Catacosmesis delivers statements in descending order of importance, often ending with a surprising triviality : I ask for peace, prosperity, and a bagel with cream cheese.

I still think whoever coined that term could have come up with something easier to remember, but to balance it out I learned miniphor - a subset of the metaphor. The chapter on colors is a paintbox in prose, with figures of speech like “an orange dress the color of a mussel’s lip”. It’s like a more fun version of a thesaurus. And there are quizzes at the end of each chapter.

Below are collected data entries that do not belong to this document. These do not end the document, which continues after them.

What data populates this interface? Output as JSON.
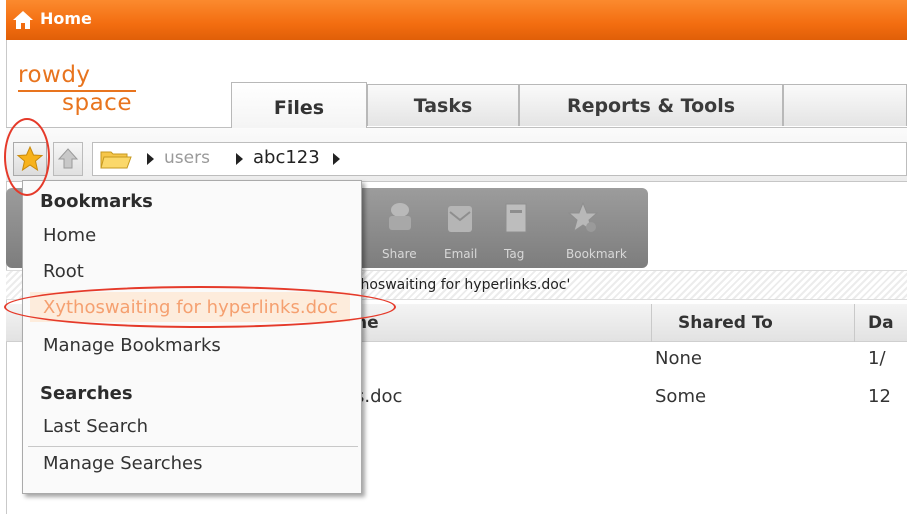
{
  "topbar": {
    "home_label": "Home"
  },
  "logo": {
    "line1": "rowdy",
    "line2": "space"
  },
  "tabs": [
    {
      "label": "Files",
      "active": true
    },
    {
      "label": "Tasks",
      "active": false
    },
    {
      "label": "Reports & Tools",
      "active": false
    }
  ],
  "breadcrumb": {
    "users": "users",
    "current": "abc123"
  },
  "toolbar": {
    "labels": [
      "Share",
      "Email",
      "Tag",
      "Bookmark"
    ]
  },
  "path_row": {
    "text": "thoswaiting for hyperlinks.doc'"
  },
  "table": {
    "headers": {
      "name": "ne",
      "shared_to": "Shared To",
      "date": "Da"
    },
    "rows": [
      {
        "name": "",
        "shared_to": "None",
        "date": "1/"
      },
      {
        "name": "s.doc",
        "shared_to": "Some",
        "date": "12"
      }
    ]
  },
  "menu": {
    "bookmarks_heading": "Bookmarks",
    "bookmarks": [
      "Home",
      "Root",
      "Xythoswaiting for hyperlinks.doc"
    ],
    "manage_bookmarks": "Manage Bookmarks",
    "searches_heading": "Searches",
    "last_search": "Last Search",
    "manage_searches": "Manage Searches"
  },
  "colors": {
    "topbar": "#f36d10",
    "brand": "#e8741e",
    "annotation": "#e53a2a"
  }
}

Adverbs, tenses, semi-colons, onomatopoeia, neologisms, dialogue tags or the lack thereof - I knew before I started that chapter it would reference Cold Mountain - dangling modifiers and “the poetry of lists”... this book has it all. Rather than a dry, do-this-don’t-do-that guide, it’s a jostling crowd of fascinating factoids which makes it clear that writers, on paper at least, can get away with (almost) anything.


5 comments:

newadventuresinfantasyfiction said...

Judging by the the title not a British author then. :D

Anway sounds great thanks for the recommendation, Marian. I'll add it to my amazon wish list. I'm currently reading Keys to Great Writing by Steven Wilburs which covers similar territory, and is also worth a look. Another good book on the subject is Writing Tools by Roy Peter Clark.

gypsyscarlett said...

Catacosmesis.

I learned something new today. ;)

And I loved their example.

Marian Perera said...

I missed the double entendre. :)

Thanks for the additions to my own "books on writing" list - the next one up is Lynn Price's Writer's Essential Tackle Box, if I remember that right.

Tasha - lots more where that came from. It's not at all a dry treatise on grammar.

Arthur Plotnik said...

All I ask is immortality,eternal ecstasy, and an occasional kind word about Spunk & Bite---and that ain't just catacosmesis. You have cheered me greatly with your post. A firmament of thanks. And to prove that no good deed goes unpunished, I hereby hype my next book: "Better Than Great: A Plenitudinous Compendium of Fresh Superlatives" (June 1, Viva Editions)perfect for you preternatural, transmundane fantasy writers living beyond the event horizon.

Best wishes, Art Plotnik

Marian Perera said...

Thanks, Art - I enjoyed reading Spunk and Bite and will be sure to check out your new book!